Er stammt aus einer kinderreichen Familie in China; mehrere seiner Brüder und Schwestern sind Priester bzw. Ordensleute. Sie alle haben unter dem Terror der Kommunisten gelitten und Furchtbares erlebt. Sie blieben aber ihrem Glauben treu und wussten, wofür sie ihr Leben einsetzten, bis zum Schluss. Er selbst hat 27 Jahre seines Lebens für seinen Glauben im Gefängnis gesessen. Es war das erste Mal in meinem Leben, dass ich einen echten Bekenner, einen Confessor wie aus der Zeit der ersten Christenverfolgungen, getroffen habe. Wie er in seinem Glauben ruhte, welchen Frieden und welche Freundlichkeit er ausstrahlte, nach all dem Erlittenen! Auch das kann man wohl nur mit einer besonderen Gnade.

Ein drittes Erlebnis

Zwei junge Männer schließen sich einer Wallfahrt nach Lourdes an, die von einer katholischen Ordensgemeinschaft organisiert wird. Es geht um eine Gruppe von Behinderten, die alle ganztägige Betreuung brauchen. Nur wenige Pfleger sind dabei, und die Hauptlast der Betreuungsarbeit wird von jungen Freiwilligen geleistet. Die beiden jungen Männer bekommen jeweils einen Kranken zugeteilt. Sie helfen „ihrem“ Kranken bei allem: beim Aufstehen und Waschen, beim Essen und in der Kirche, und abends singen oder lesen sie mit ihnen und bringen sie ins Bett. Ohne die jungen Betreuer – die übrigens so etwas noch nie zuvor gemacht haben – könnte keiner der Kranken an der Wallfahrt teilnehmen. Am Ende ziehen sie gemeinsam mit der Prozession zur Lourdes-Grotte und beten miteinander. Die Schicksale der Kranken sind oft schwer, es tut weh sie erzählen zu hören. Aber diese Tage der Wallfahrt sind erfüllt mit einem ganz außergewöhnlichen Optimismus, mit Freude und – mit Dankbarkeit. Zweifellos eine besondere Gnade…

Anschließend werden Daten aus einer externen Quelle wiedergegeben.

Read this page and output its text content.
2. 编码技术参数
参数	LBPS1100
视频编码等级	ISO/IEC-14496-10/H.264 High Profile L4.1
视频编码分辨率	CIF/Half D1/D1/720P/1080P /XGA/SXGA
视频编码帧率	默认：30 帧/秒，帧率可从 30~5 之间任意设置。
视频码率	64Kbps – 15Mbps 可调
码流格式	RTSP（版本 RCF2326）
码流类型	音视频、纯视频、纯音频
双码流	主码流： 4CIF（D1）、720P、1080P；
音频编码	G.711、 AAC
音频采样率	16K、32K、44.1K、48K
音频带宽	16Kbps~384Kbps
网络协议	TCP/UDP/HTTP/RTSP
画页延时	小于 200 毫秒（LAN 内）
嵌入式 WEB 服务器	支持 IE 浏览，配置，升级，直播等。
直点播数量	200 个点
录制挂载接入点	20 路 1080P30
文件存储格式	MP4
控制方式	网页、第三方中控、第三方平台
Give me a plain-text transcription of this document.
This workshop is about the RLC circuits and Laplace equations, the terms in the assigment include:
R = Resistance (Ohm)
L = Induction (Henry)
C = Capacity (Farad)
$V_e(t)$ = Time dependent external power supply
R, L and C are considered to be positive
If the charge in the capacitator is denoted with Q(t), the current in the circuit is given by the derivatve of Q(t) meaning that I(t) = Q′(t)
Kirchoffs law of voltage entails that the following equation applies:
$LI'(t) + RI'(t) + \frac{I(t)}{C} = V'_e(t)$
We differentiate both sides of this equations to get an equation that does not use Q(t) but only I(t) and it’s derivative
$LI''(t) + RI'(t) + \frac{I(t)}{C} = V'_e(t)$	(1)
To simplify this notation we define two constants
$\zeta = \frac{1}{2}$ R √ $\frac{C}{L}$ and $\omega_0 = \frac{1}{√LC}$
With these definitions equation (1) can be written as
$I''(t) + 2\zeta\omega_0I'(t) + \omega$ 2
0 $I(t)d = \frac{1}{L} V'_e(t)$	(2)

Ja, es ist viel los in der katholischen Kirche – bei großen Weltjugendtagen und bei kleinen Familien-Wallfahrten, in winzigen Diasporagemeinden und bei Hochämtern in herrlichen Kathedralen, in unzähligen Gemeinden auf der ganzen Welt, in „Wachstumsregionen“ der Kirche in Afrika und Asien, und sogar in den saturierten, etwas überreizten Gesellschaften im „Westen“. Und – nur am Rande sei es erwähnt – es hat wohl noch nie eine Zeit mit so vielen Bekennern und Märtyrern gegeben, denn in vielen Ländern werden Katholiken und überhaupt alle Christen verfolgt und bedrängt, in größerer Zahl denn je.

Ja, das Katholische ist so lebendig wie eh und je. Und wenn es genug Katholiken auf dem Katholikentag gibt, die das bezeugen, dann wird es sicher ein Erfolg, ob mit oder ohne Politprominenz und Medienrummel.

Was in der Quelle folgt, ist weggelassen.